Similarly for 1/f noise. Many different kinds of stochastic process, with no connection to critical phenomena, have power-law correlations. Econometricians and time-series analysts have studied them for quite a while, under the general heading of "long-memory" processes. You can get them from things as simple as a superposition of Gaussian autoregressive processes. (We have begun to awaken to this fact, under the heading of "fractional Brownian motion".)

The other problem with our efforts has been that a lot of the power-laws we've been trying to explain are not, in fact, power-laws. I should perhaps explain that statistical physicists are called that, not because we know a lot of statistics, but because we study the large-scaled, aggregated effects of the interactions of large numbers of particles, including, specifically, the effects which show up as fluctuations and noise. In doing this we learn, basically, nothing about drawing inferences from empirical data, beyond what we may remember about curve fitting and propagation of errors from our undergraduate lab courses. Some of us, naturally, do know a lot of statistics, and even teach it --- I might mention Josef Honerkamp's superb Stochastic Dynamical Systems. (Of course, that book is out of print and hardly ever cited...)

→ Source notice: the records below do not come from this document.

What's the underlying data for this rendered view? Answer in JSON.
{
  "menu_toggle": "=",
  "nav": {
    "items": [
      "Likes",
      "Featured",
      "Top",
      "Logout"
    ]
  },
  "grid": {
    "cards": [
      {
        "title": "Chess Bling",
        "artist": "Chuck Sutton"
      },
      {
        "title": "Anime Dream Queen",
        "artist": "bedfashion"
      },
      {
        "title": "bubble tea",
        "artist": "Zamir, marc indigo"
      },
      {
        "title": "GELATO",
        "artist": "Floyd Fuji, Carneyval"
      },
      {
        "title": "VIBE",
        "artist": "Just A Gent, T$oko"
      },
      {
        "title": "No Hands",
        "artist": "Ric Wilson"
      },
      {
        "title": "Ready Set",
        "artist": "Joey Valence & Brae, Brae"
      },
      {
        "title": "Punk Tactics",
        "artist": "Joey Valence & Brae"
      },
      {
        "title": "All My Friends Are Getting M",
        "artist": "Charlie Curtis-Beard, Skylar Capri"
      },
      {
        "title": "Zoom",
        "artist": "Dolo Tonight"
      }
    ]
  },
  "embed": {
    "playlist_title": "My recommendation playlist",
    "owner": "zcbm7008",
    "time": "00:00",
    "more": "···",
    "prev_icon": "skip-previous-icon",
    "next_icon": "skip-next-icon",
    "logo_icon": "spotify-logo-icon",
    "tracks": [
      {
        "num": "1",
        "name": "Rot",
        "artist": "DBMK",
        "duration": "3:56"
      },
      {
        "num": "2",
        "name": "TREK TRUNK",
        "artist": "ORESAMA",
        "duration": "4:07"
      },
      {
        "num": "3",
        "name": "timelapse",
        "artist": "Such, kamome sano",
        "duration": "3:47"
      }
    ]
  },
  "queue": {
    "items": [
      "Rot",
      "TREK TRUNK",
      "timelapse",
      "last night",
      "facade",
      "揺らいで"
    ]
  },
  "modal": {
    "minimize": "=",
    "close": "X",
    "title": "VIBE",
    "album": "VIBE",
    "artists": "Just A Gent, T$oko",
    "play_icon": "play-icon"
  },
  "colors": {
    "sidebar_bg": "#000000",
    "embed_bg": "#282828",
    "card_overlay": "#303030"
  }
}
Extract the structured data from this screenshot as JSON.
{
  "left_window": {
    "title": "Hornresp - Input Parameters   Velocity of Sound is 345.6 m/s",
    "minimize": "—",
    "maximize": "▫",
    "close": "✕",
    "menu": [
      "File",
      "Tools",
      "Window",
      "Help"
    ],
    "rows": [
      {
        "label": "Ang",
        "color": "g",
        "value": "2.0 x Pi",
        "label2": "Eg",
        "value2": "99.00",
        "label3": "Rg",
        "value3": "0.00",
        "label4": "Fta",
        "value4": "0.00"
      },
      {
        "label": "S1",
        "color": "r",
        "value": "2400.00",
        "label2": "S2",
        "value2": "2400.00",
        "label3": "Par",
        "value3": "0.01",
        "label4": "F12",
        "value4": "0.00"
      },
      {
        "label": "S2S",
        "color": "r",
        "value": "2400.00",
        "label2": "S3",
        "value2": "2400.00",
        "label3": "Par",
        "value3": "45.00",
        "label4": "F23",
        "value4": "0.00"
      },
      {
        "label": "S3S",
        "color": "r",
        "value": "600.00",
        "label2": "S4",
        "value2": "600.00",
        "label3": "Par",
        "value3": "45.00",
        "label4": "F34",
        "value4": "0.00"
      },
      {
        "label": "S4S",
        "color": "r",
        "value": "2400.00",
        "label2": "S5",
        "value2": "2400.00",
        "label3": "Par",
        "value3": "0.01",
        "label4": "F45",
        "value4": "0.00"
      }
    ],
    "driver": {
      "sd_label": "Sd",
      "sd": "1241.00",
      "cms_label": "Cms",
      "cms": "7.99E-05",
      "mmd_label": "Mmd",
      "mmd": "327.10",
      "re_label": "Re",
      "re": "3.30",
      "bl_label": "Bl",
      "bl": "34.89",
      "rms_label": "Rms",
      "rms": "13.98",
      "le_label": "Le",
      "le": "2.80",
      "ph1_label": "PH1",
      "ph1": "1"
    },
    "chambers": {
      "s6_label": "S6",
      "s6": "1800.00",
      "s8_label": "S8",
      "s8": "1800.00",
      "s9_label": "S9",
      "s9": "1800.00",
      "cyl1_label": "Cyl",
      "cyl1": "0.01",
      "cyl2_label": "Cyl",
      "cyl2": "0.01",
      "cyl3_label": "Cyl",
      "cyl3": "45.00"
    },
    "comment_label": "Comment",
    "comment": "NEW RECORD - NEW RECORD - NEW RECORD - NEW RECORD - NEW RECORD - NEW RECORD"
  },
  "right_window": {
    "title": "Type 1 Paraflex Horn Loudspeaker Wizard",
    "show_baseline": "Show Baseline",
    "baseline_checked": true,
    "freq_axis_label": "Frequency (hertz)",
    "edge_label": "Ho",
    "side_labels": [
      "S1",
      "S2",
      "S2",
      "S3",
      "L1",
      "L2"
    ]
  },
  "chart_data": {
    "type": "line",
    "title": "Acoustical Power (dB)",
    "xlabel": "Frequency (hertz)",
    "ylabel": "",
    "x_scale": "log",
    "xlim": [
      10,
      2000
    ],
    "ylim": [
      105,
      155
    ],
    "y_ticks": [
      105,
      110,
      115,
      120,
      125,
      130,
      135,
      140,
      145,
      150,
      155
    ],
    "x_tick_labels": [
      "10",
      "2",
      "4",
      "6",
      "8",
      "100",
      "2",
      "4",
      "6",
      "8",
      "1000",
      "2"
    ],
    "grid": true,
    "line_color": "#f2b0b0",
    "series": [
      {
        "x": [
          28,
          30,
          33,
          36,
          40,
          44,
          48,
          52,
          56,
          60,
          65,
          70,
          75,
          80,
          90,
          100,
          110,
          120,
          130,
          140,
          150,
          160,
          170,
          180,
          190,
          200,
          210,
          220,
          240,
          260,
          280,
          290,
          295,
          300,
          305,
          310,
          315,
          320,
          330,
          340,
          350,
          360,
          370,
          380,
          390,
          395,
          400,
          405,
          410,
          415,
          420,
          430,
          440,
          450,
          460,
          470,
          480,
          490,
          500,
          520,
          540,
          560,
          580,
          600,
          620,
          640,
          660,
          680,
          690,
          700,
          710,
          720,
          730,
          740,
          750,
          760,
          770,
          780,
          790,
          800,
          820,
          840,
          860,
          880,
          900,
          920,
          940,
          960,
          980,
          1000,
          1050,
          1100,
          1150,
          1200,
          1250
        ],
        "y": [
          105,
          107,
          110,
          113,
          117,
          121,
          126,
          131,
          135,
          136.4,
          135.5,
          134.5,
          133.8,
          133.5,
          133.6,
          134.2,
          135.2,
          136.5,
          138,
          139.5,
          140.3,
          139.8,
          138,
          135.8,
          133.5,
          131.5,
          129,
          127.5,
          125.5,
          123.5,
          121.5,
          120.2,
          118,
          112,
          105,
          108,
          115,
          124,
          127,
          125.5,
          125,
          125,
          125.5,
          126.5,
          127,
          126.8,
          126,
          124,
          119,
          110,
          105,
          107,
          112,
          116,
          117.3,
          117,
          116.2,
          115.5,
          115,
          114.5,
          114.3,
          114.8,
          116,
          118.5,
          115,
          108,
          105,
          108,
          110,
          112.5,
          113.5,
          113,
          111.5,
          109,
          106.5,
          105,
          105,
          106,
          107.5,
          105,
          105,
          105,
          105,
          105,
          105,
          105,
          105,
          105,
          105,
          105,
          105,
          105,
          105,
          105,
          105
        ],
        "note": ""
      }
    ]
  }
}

If I had, oh, let's say fifty dollars for every time I've seen a slide (or a preprint) where one of us physicists makes a log-log plot of their data, and then reports as the exponent of a new power law the slope they got from doing a least-squares linear fit, I'd at least not grumble. If my colleagues had gone to statistics textbooks and looked up how to estimate the parameters of a Pareto distribution, I'd be a happier man. If any of them had actually tested the hypothesis that they had a power law against alternatives like stretched exponentials, or especially log-normals, I'd think the millennium was at hand. (If you want to know how to do these things, please read this paper, whose merits are entirely due to my co-authors.) The situation for 1/f noise is not so dire, but there have been and still are plenty of abuses, starting with the fact that simply taking the fast Fourier transform of the autocovariance function does not give you a reliable estimate of the power spectrum, particularly in the tails. (On that point, see, for instance, Honerkamp.)